I was feeling the love Wednesday night. I had learned earlier in the day that a dancer friend of mine — coincidentally named Love — passed away from injuries sustained in a brutal car accident that left him in a coma for days. His mother made a hard decision and let him go after a long, tough stay in the hospital, and his loving spirit left his body. So I was feeling the Love. Because love means a lot of things and one of them is grieving.
Green’s single last fall, “Robin Williams,” received mixed reviews. But when he preformed it Wednesday night at The Orange Peel, I felt like I was right there with him emotionally, and we were laughing the pain away together. I keep coming back to that song as a special moment in the show, perhaps because whether it’s through laughing or dancing or singing, connecting with each other helps us as humans to process the stuff we go through.

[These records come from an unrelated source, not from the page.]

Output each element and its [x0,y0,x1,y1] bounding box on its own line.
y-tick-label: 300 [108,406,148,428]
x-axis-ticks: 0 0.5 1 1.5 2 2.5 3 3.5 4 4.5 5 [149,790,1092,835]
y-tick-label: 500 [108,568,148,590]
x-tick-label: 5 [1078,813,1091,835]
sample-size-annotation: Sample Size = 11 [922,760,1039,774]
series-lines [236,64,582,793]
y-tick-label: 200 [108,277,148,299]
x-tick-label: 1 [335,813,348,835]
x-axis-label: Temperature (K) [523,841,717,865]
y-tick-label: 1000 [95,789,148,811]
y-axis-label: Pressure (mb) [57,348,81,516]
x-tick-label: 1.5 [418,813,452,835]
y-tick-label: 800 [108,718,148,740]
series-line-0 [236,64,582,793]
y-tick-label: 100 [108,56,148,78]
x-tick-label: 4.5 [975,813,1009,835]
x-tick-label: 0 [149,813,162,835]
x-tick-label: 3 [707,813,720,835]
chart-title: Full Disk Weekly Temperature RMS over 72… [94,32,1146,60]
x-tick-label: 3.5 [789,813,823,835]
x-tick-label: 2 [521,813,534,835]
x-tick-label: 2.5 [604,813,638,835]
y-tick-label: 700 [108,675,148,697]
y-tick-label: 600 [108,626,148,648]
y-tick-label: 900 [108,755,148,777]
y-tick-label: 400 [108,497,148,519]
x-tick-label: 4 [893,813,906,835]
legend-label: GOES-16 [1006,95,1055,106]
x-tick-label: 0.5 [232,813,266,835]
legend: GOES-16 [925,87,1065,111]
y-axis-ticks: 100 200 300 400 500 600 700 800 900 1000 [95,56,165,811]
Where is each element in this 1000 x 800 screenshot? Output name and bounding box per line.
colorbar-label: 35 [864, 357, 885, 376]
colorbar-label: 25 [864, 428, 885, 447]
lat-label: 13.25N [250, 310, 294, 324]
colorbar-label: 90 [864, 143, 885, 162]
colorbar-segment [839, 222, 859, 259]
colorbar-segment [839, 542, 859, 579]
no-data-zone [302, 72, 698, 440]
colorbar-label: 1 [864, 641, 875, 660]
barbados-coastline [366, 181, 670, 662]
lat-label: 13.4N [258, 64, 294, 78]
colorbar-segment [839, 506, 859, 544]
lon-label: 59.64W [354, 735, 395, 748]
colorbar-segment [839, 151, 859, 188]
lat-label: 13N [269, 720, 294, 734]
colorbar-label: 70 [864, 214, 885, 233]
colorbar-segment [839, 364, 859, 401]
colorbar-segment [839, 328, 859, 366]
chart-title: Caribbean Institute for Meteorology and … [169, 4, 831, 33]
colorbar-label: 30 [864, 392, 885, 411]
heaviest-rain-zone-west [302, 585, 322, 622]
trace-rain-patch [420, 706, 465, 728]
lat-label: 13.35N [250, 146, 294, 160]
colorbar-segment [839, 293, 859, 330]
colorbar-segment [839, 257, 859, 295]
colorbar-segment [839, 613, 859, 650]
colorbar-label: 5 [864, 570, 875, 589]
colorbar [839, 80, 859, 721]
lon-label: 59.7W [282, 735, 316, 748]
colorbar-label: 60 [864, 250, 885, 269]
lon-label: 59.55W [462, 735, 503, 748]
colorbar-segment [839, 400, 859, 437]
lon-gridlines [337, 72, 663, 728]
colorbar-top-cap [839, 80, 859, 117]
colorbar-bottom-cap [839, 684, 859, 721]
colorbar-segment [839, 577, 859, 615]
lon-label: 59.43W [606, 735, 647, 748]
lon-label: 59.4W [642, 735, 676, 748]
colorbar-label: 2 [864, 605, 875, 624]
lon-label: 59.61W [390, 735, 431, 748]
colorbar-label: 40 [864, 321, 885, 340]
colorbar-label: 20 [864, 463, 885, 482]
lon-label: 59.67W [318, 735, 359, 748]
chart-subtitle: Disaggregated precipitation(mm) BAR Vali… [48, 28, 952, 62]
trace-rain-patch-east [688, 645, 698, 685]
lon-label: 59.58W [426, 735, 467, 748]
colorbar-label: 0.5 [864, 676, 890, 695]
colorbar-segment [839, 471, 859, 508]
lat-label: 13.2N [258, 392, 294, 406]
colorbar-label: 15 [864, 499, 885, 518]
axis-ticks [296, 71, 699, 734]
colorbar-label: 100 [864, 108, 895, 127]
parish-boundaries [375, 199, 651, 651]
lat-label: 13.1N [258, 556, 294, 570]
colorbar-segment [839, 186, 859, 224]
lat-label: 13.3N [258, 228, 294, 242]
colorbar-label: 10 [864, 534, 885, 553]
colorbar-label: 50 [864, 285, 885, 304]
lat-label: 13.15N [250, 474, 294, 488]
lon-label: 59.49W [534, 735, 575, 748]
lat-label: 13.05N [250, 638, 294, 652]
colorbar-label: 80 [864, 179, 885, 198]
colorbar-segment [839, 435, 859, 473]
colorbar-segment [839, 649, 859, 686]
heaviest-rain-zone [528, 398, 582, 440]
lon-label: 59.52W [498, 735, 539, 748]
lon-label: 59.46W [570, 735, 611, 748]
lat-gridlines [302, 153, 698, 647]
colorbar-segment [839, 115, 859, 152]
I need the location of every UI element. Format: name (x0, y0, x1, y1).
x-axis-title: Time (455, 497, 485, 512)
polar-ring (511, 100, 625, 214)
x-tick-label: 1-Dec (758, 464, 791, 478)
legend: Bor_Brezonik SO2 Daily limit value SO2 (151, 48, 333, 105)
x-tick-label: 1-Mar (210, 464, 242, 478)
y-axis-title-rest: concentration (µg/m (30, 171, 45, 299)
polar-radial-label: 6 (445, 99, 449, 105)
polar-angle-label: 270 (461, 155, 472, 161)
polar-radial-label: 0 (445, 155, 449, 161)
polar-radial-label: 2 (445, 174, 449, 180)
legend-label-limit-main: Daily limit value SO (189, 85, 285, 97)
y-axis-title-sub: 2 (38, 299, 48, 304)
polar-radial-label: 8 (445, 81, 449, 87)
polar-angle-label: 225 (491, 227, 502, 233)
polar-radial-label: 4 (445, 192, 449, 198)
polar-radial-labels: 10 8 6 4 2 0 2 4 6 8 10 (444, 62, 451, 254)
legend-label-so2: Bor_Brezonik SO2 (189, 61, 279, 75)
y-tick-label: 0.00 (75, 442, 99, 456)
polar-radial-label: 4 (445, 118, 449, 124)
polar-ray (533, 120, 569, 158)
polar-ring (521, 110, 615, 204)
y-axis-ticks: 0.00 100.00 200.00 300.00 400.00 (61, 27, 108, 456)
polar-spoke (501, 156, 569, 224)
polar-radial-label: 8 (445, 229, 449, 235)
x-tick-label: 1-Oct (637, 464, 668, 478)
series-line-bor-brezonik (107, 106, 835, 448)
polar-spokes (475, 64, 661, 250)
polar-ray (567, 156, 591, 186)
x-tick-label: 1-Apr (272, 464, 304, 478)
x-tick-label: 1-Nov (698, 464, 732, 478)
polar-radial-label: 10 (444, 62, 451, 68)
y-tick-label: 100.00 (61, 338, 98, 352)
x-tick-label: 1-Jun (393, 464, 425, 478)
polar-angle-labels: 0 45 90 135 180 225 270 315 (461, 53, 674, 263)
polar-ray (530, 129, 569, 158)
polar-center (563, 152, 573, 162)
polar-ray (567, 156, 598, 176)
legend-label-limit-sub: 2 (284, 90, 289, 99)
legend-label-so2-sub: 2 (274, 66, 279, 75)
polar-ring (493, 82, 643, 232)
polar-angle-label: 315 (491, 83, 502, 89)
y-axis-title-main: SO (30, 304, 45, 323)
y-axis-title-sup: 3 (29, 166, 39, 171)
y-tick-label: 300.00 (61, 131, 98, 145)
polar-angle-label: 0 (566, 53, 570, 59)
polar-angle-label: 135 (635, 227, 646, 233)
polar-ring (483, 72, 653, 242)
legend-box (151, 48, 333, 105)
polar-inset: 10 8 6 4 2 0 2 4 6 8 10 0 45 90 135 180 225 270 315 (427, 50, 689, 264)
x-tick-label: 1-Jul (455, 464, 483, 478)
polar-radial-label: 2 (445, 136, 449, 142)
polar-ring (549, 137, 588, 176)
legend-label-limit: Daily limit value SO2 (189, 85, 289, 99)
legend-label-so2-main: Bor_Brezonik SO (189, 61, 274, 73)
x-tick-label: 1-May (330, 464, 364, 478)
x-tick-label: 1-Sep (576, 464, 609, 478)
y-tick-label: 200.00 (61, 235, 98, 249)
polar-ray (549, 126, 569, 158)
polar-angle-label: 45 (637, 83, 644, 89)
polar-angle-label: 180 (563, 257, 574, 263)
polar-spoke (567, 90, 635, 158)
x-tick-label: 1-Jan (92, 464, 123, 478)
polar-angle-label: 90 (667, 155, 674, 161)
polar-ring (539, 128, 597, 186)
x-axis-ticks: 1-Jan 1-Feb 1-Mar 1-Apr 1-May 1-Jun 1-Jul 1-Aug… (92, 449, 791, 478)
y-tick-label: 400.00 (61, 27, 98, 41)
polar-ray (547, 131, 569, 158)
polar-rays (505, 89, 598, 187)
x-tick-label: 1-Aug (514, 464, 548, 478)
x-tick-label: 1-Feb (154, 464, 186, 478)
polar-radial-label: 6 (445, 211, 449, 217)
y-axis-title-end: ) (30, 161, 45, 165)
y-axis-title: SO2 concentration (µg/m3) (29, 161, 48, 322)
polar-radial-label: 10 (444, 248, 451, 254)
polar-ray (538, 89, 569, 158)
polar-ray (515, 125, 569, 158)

I asked Green about the “laugh the pain away” refrain in “Robin Williams.” He lost his mother and father when he was just a child, and I wondered if the line referred to a strategy he’d used his whole life, or if it was a new mechanism for dealing with problems. “We all are smiling in the face of some form of adversity, you know what I’m saying,” he said. “And so that’s pain creating a common denominator that connects most people. … I was just kinda trying to write it as a real person. I didn’t write that song as Ceelo Green, I wrote that song as Thomas Calloway, as a real person, because I could relate to the loss. And I’m just like damn, [as a fan of Williams] you can’t help but think of how much we lost. Or with Michael Jackson, these people are so immensely talented, it’s like, ‘Who’s gonna save my soul now?'”
Every once in a while, I turn on a Ceelo song, like my favorite, “Gettin’ Grown,” I feel like he might have saved a little piece of my soul. At the end of the Wednesday night show at The Orange Peel, I felt that way: lighter, unburdened and a little closer to the people around me.